Use Inter-rater agreement to evaluate the agreement between two classifications (nominal or ordinal scales).
If the raw data are available in the spreadsheet, use Inter-rater agreement in the Statistics menu to create the classification table and calculate Kappa (Cohen 1960; Cohen 1968; Fleiss et al., 2003).
Agreement is quantified by the Kappa (K) statistic:
- K is 1 when there is perfect agreement between the classification systems
- K is 0 when there is no agreement better than chance
- K is negative when agreement is worse than chance.
In the dialog form you can enter the two classification systems in a 6x6 frequency table.
Select Weighted Kappa (Cohen 1968; Fleiss et al., 2003) if the data come from an ordered scale. If the data come from a nominal scale, do not select Weighted Kappa.
Use linear weights when the difference between the first and second category has the same importance as a difference between the second and third category, etc. If the difference between the first and second category is less important than a difference between the second and third category, etc., use quadratic weights.
In this example, from the 6 cases that observer B has placed in class 1, observer A has placed 5 in class 1 and 1 in class 2; from the 19 cases that observer B has placed in class 2, observer A has placed 3 in class 1, 12 in class 2 and 4 in class 3; and from the 12 cases that observer B has placed in class 3, observer A has placed 2 in class 1, 2 in class 2 and 8 in class 3.

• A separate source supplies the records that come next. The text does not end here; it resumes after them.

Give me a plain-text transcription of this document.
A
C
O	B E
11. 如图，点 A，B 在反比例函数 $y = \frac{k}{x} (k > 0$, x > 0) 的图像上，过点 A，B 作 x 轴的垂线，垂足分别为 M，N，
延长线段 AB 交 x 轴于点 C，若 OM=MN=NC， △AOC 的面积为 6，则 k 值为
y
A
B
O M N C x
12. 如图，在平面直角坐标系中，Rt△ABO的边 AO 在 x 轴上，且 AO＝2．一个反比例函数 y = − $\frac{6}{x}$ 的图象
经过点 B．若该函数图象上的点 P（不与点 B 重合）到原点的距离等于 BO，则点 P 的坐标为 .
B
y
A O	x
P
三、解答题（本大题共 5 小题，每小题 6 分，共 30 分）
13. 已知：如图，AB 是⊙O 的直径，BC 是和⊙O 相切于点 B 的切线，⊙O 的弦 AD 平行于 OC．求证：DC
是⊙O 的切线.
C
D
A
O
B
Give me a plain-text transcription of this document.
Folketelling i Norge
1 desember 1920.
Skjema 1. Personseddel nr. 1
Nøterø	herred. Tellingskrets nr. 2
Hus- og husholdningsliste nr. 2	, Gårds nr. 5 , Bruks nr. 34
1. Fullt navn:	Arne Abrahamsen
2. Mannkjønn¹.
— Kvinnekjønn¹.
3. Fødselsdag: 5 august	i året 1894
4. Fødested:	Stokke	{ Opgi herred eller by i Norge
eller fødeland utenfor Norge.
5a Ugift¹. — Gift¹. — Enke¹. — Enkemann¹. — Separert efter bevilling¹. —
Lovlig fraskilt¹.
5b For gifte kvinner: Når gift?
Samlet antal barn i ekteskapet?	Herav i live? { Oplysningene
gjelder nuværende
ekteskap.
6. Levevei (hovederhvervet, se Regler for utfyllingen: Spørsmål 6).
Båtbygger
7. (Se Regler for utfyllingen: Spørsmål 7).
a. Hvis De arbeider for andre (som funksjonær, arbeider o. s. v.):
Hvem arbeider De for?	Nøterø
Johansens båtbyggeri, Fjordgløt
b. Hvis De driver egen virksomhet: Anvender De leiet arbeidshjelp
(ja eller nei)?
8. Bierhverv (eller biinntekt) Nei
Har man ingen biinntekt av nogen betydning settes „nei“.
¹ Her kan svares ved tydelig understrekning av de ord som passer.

After you have entered the data, click the Test button. The program will display the value for Kappa with its Standard Error and 95% confidence interval (CI) (Fleiss et al., 2003).
The Standard errors reported by MedCalc are the appropriate standard errors for testing the hypothesis that the underlying value of weighted kappa is equal to a prespecified value other than zero (Fleiss et al., 2003).
The K value can be interpreted as follows (Altman, 1991):
|Value of K||Strength of agreement|
|0.21 - 0.40||Fair|
|0.41 - 0.60||Moderate|
|0.61 - 0.80||Good|
|0.81 - 1.00||Very good|
In the Comment input field you can enter a comment or conclusion that will be included on the printed report.
- Altman DG (1991) Practical statistics for medical research. London: Chapman and Hall.
- Cohen J (1960) A coefficient of agreement for nominal scales. Educational and Psychological Measurement, 20:37-46.
- Cohen J (1968) Weighted kappa: nominal scale agreement with provision for scaled disagreement or partial credit. Psychological Bulletin 70:213-220. [Abstract]
- Fleiss JL, Levin B, Paik MC (2003) Statistical methods for rates and proportions, 3rd ed. Hoboken: John Wiley & Sons.